Who are these essential and in-person workers? Disproportionately people of color.

Workers in the transit, health care, grocery, child care and social service industries, all of which are likely to be impacted by the new guidance, are disproportionately people of color. Black and Hispanic women are especially concentrated in low-income frontline jobs compared to men, and are overrepresented in public-facing jobs in the service industry, such as cashiers, retail workers, and fast-food workers.

The potential for the recent guidance to exacerbate racial health inequities is not merely hypothetical. The Washington Post reports that, as of May 2021, Black people made of 80% of new coronavirus cases in Washington D.C.—compared to just 46% late last year. According to the Post, the share of new infections spiked in mid-April, as the vaccines because more widely available. Meanwhile, the infection rate among White people dropped by 10%.

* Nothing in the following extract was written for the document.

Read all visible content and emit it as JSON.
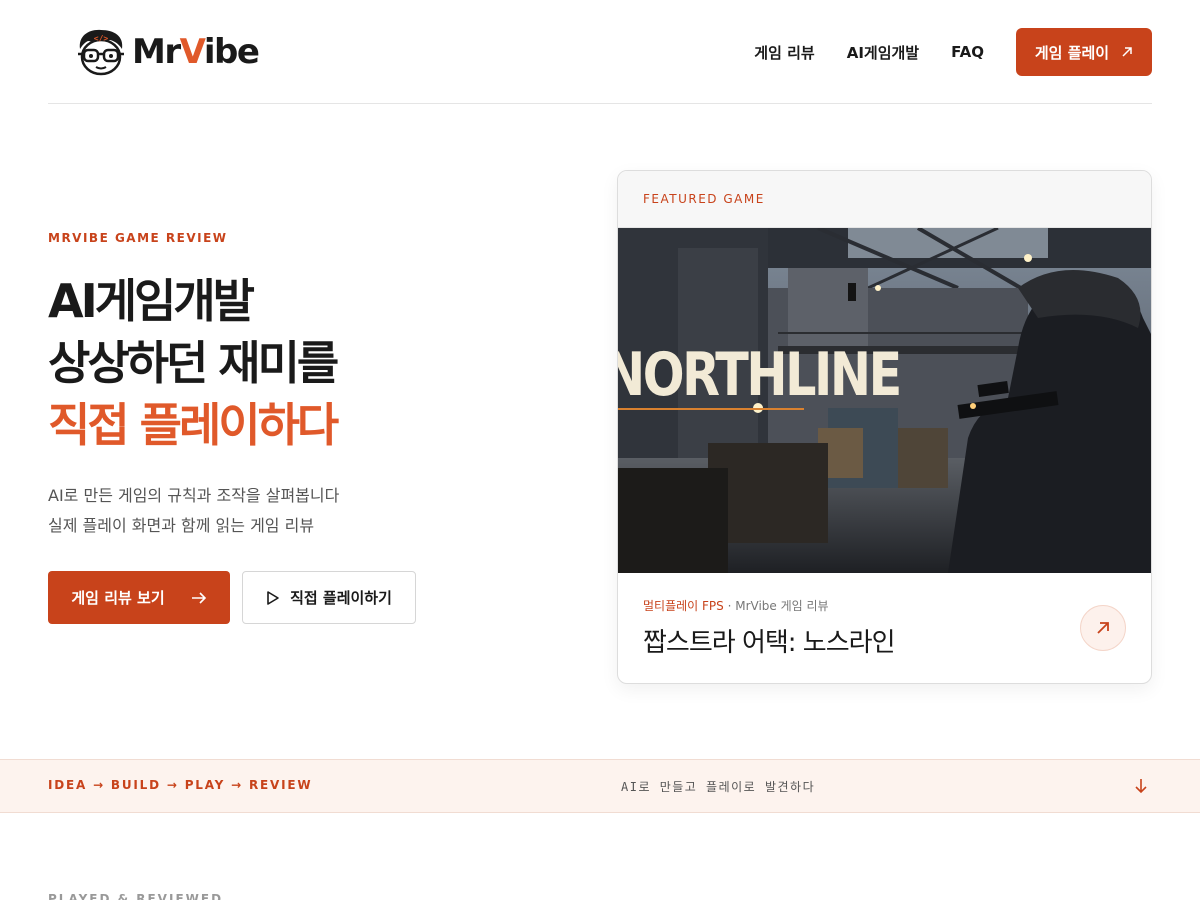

We Still Need COVID Health Data

Data, as President Biden has made abundantly clear, is crucial to addressing racial health disparities. Without accurate and secure data, the government is blind to the pandemic’s impact on the most vulnerable among us. The fact that the CDC will now only investigate or track COVID-19 infection for vaccinated people who are hospitalized or die is especially worrying.

It will now be virtually impossible for public health advocates to track breakthrough infections at all, as most are unlikely to lead to hospitalization or death. The public simply won’t know the true risk of COVID-19 infection after vaccination. This information could be critical for some low-income communities and communities of color, where many people are more likely to work in public facing jobs, live in multi-generational housing or overcrowded spaces , and have underlying conditions that may increase their COVID-19 risk.

With so much unknown, the CDC’s latest actions both endanger lives and limit its own ability to gather essential information.

Black and Brown people have lost too much over the past year. The CDC cannot sacrifice the health and safety of vulnerable communities for the sake of normalcy.